Although it tends to fall in the shadow of the other Kevin Williamson-penned '90s slasher, Scream, I Know What You Did Last Summer stands on its own right as an intense, tightly written mystery. A group of high schoolers accidentally run over a man one summer night and instead of exchanging information, they toss the body into the ocean and vow never to speak of it again. Unfortunately for them, a year later, someone dressed as the Gorton's fisherman decides to avenge the hit-and-run.
This darkly comedic little gem has a twisted concept: on Halloween, a nine-year-old boy obsessed with a video game called Satan's Little Helper befriends a serial killer dressed as a devil. The slow-witted kid, thinking that it's all a game, follows the killer around as he dispatches his victims. It's a bit of a one-trick pony, but it rides that pony amazingly well with strong acting and hilarious, irreverent humor.
This well-made slasher from legendary director Tobe Hooper (The Texas Chainsaw Massacre) is a welcome throwback to the '80s slasher heyday. Although it went straight to video, is has the professional quality of a theatrical release -- something you can't say often in this era of digital D.I.Y. video. A couple moves into an historic Los Angeles apartment building that houses a dark history -- and a ski masked murderer. The killer uses a variety of tools -- hammer, nail gun, drill -- to dispatch his victims in a series of nicely staged (and grisly) set pieces.
An escaped mental patient torments a group of thespians rehearsing at a theater in this brazen Italian entry. Over-the-top kills, an '80s synth-pop soundtrack, a ridiculously bad play backdrop and a killer wearing a giant owl head highlight this fun, campy film whose lowbrow appeal illustrates the difference between a giallo and a slasher.
11. Hatchet (2007)
An unusually sharp sense of humor and delightfully gruesome kills characterize this conscious attempt to return to the '80s slasher mold.
This disturbing shocker melds slasher violence and giallo artistry in a tale of a masked, raincoat-clad child murderer who may or may not be a child herself. Alice is blamed for the death of her little sister (played by a very young Brooke Shields), of whom she was insanely jealous, and as she seeks to clear her name, the body count rises, and even the audience isn't sure if she's innocent or not. A stunning, atmospheric whodunit.
Child's Play isn't often mentioned when it comes to slashers, but it has all the goods: a homicidal maniac (who just happens to be a doll), grisly murders, a high body count and a killer who just. Will. Not. Die. Unlike most slasher villains, Chucky is verbose and fond of wisecracks -- like Freddy in A Nightmare on Elm Street -- although the original Child's Play is less comedic than later sequels (again, like Nightmare). I think it's hardly a coincidence that the My Buddy dolls faded in popularity soon after this film came out.

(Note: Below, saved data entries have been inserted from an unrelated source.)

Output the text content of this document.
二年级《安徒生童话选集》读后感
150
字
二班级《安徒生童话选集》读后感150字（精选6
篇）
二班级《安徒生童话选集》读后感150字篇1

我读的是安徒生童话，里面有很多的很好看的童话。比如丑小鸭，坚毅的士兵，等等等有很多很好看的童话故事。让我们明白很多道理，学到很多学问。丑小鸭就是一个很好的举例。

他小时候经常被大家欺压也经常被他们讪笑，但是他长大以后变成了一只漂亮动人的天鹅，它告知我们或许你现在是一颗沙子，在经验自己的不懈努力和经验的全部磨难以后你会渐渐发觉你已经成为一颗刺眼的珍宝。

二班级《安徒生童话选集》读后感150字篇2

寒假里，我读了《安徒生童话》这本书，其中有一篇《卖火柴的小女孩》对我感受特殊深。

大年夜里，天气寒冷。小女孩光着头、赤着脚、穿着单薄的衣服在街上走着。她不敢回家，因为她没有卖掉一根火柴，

Despite an amazingly stiff debut from Johnny Depp (and really, the entire cast), this groundbreaking slasher classic delivers an innovative concept, an iconic bad guy (Freddy Krueger) and dreamy special effects that create all-time great images like Tina being dragged across the ceiling of the bedroom, Freddy's glove attacking Nancy in the bathtub, Glen (Depp) getting sucked into his own bed and the infamous "tongue phone." And how many slashers can say they inspired a DJ Jazzy Jeff and the Fresh Prince song?
This is an unusual entry: a slasher with multiple, unmasked killers and respected veteran actors like Donald Pleasance, Martin Landau and Jack Palance. These three add a level of class to a film about four mental patients -- a child molester, a deranged war vet, a psycho preacher and someone known only as "The Bleeder" -- who escape their asylum and attack the family of a new psychiatrist, whom they mistakenly believe killed their old doctor. (They are crazy, after all.) Scary, fun, well-written and overlooked.
Before the onslaught of ghost stories, Japanese horror was often as graphic and low-brow as American. Exhibit A: Evil Dead Trap. This is brutal, graphic stuff (Pierced eyeball anyone?). The plot begins a bit like David Cronenberg's Videodrome: the hostess of a late-night submit-your-own-video TV show receives a mysterious submission that appears to be a snuff film. She investigates its origin with members of her crew, tracking it back to an abandoned warehouse. There she runs headlong into a trap (some might call it evil) set by a masked killer clad in military gear. He offs them one by one in wonderfully elaborate set pieces (foreshadowing Saw). The ending must be seen to be believed...if not really understood.